BAYKUŞ VİRANE SEVER...

Billur bir su damlasının bağımlısıyım artık. Ne zaman yeni çıkanlar arasında adını görsem susuzluğumun emrinde koşuyorum kitapçıya. Çoğu zaman öyle yanmış oluyor ki içim, önce kana kana sonra tadına vara vara. İlla ki bir defadan fazla okuyorum Faruk Duman’ı. Onun tertemiz Türkçesini, bir şeyi anlatmadan da anlatabilmesini, yarım bıraktığı cümleleri tamamlamayı değil de ta içimde önceden bilirmişçe hissetmeyi seviyorum. Mistik bir masal dili diyor ya kimisi buna, bence masallardan bile güzel bir büyüsü var onun temellerini her gün biraz daha sağlamlaştırdığı kendine has dilinin.
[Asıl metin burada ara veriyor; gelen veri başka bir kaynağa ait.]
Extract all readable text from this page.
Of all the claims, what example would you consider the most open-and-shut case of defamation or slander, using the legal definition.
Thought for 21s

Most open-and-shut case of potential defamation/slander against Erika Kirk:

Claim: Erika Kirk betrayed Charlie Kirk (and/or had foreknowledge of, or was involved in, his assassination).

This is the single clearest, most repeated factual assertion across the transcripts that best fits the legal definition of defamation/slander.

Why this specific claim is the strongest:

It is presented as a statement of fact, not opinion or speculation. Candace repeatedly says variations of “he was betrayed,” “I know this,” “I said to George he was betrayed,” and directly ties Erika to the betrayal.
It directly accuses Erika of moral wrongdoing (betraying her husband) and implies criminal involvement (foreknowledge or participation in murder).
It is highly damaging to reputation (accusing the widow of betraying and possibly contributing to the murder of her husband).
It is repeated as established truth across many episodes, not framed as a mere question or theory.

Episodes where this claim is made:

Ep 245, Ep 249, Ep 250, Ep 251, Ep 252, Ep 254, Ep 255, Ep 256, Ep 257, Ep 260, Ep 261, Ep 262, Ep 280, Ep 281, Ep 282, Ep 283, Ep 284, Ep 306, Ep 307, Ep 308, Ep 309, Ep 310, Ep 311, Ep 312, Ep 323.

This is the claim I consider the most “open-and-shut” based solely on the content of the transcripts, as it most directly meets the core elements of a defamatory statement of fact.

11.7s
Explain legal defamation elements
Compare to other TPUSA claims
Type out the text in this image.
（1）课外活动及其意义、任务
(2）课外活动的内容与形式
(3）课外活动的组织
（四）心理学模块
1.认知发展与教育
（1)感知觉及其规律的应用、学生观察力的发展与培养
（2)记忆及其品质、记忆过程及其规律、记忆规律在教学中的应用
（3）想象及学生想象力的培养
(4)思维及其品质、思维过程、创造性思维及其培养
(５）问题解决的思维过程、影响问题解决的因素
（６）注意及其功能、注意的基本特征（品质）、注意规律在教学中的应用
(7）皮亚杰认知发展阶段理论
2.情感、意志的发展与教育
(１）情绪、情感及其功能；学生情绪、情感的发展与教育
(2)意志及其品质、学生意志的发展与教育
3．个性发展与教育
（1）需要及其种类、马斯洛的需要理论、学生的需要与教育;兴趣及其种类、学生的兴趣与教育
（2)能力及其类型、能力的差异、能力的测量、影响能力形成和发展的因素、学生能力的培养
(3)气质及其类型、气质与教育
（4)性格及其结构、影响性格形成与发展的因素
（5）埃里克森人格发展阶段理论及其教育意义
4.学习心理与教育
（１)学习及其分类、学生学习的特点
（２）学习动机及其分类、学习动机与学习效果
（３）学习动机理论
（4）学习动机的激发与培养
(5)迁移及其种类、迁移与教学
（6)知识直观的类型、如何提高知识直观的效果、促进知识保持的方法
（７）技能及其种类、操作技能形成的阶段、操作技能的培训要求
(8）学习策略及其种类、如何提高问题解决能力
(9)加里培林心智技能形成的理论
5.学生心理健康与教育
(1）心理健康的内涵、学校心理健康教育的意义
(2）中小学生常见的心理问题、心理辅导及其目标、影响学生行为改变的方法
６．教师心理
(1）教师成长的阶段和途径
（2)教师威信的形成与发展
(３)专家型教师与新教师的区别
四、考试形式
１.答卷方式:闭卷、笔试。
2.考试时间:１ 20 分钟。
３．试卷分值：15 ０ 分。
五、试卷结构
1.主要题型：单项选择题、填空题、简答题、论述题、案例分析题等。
Gerek atmosferi gerekse kişileriyle birbirini tamamlayan sekiz öyküden oluşuyor Baykuş Virane Sever. Öykülerin çoğunu bir çocuk anlatıyor bize. Öykü anlatıcısı çocuklarsa her öyküde bir ferdinin mercek altına tutulduğu kalabalık bir ailenin yalnızları sanki. Öykü kişilerinin hayatından farklı kesitleri ele alan öykülerin bir kitapta toplanmasını seviyorum ben. Hatta her yazdığını okuduğum yazarların başka başka kitaplarında bir görünüp bir kaybolan öykü kişileri çocuk sevincine benzer neşeli bir iyimserlikle sarıyor içimi. Kim bilir, kurgunun gerçeğe en yaklaştığı noktada, başka bir dünya mümkün, diye hissettirdiğinden olacak.

Baykuş Virane Sever’de inatçı karın kapattığı yollarda, baykuş seslerinin yankılandığı ıssız tepelerde, vaktinden evvel büyümeyi öğrenmiş çocuklarıyla, sevdiğini zamansız kaybetmiş kalbi kırıklarıyla, ne kara kışa ne kurda kuşa gücü yeten öfkeli babalarıyla kendini bile ısıtmaktan aciz bir sobanın çevresine dizilmiş, hayata tutunmaya çalışan bir büyük ailenin öykülerini okuyoruz ardı sıra. Hepsi birbirinden güzeller ama ben en çok Emanet adlı öyküden etkilendim. Bir de kurgunun gerçekliğinin rüyada dile gelişi olarak yorumladığım Rüyalı Üç Öykü’den.

Hani, önce öyküleri yayımlanan sonra romanı basılan yazarlar için bir aşama kaydetmiş gibi ‘artık romana geçti’ derler ya, bence öykü yazmak daha zor. Hele kısa öykü yazmak daha da zor. Sonra, öykü olsun, roman olsun bir şeyi en kısa, en öz, en sade haliyle anlatmak en zoru. Bir de bütün bu zorluklara olayları çocuk anlatıcının gözünden anlatmanın zorluğu eklendi mi zorun başarıldığı bir kitap olup çıkıyor Baykuş Virane Sever.

Kitaptan:

‘‘Kar saatlerce yağdığı için ortalık ağarmıştı. Ağaçlar da öyle, gelin gibi giyinip. Duvaklı başlarıyla, rüzgâr esmeyegörsün. Abim gelecek diye ormana bakıp durmuştuk bir zaman. Bir abi nedir? Mesela yolda karşınıza bir elma ağacı çıksa? Dev, dallı budaklı bir ağaç? O zaman abinin o ağaçtan farkı neden bulunsun? Baş niyetine bir de meyve bulunur. Kırmızı, tatlı mı tatlı bir baş. Böylece eğilir, sizi boynunuzdan tutar. Ama yaz aylarının abisidir bu çoğunlukla. Karakışın değil. Kar zamanı bu kişi ormanın derinliklerinden gelir ve güz aylarında verdiği haber için bekletir sizi; bir gelinle döncektir eve. Hem de ne gelin’’(:49).